By Matthew Doeing
This past weekend, a group of Lay Centre residents made their way to the Great Mosque of Rome, located just north of the city centre, to learn more about European Islamic thought and practice. The mosque is largest in Europe and home to the Italian Islamic Cultural Centre.
A local member of the mosque served as a guide and told Lay Centre residents that the Great Mosque’s overall design took inspiration from the architecture of other notable mosques in Europe. He said the structure was meant to conjure up imagery of a life-giving oasis. The palm tree-like colonnades and the central eight-pointed star fountain evoked a paradisiacal setting.
The interior was even more resplendent. Ample natural light cascaded through the windows at the top of the large domed ceiling, illuminating intricately designed tiles and Quranic verses in Arabic script that ran the length of the interior walls.
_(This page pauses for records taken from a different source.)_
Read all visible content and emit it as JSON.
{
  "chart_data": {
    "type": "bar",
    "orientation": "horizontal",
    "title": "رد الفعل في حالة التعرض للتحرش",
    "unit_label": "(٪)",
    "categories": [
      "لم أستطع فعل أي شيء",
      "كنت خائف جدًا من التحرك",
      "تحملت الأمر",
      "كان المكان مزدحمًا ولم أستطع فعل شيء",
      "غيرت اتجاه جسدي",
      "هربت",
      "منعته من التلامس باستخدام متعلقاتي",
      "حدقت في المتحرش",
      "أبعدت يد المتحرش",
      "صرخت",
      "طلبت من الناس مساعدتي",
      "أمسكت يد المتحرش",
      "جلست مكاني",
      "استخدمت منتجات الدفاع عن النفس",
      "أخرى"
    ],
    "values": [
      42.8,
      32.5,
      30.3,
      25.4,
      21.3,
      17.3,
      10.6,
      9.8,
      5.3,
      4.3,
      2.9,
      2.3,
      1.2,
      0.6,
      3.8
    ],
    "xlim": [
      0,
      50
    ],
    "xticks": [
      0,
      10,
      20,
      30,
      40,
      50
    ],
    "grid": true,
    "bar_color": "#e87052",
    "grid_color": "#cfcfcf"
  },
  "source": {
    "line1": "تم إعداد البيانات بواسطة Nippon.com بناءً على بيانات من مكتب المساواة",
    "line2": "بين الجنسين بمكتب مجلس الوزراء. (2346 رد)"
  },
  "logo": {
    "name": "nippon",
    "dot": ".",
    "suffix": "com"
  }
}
One such verse was placed above the mihrab, a small alcove at the front of the prayer space that denotes the direction of Mecca. It reads as follows: “Though all they were ordered to do was worship God alone, sincerely devoting their religion to Him as people of true faith, keep up the prayer, and pay the prescribed alms, for that is the true religion.”
Our trip also provided an opportunity for our multi-faith group to discuss and ask questions that everyday circumstances do not always allow.
Coincidentally, Pope Francis made it a point to promote peaceful relationships and dialogue between Muslims and Christians during his recent apostolic journey to Africa. Addressing an interfaith gathering in Nairobi, Kenya, he said:
“Ecumenical and interreligious dialogue is not a luxury. It is not something extra or optional, but essential, something which our world, wounded by conflict and division, increasingly needs. … In democratic and pluralistic societies like Kenya, cooperation between religious leaders and communities becomes an important service to the common good. In this light, and in an increasingly interdependent world, we see ever more clearly the need for interreligious understanding, friendship and collaboration in defending the God-given dignity of individuals and peoples, and their right to live in freedom and happiness.”
Pope Francis also traveled to a mosque Bangui, Central African Republic, where he met with Chief Imam Tidiani Moussa Naibi. Addressing communities that have experienced much violence along religious fault-lines, the pope pointed out that “Christians and Muslims are brothers and sisters” while Imam Naibi gave his thanks and commented that the pope’s visit was a “symbol, which we could all understand.”
The Lay Centre gives us the opportunity to learn from one another at the interpersonal level. Meanwhile, in our extended communities or workplaces, how can we go about having a “dialogue” with others? What more can I do to learn from, work with and provide for others?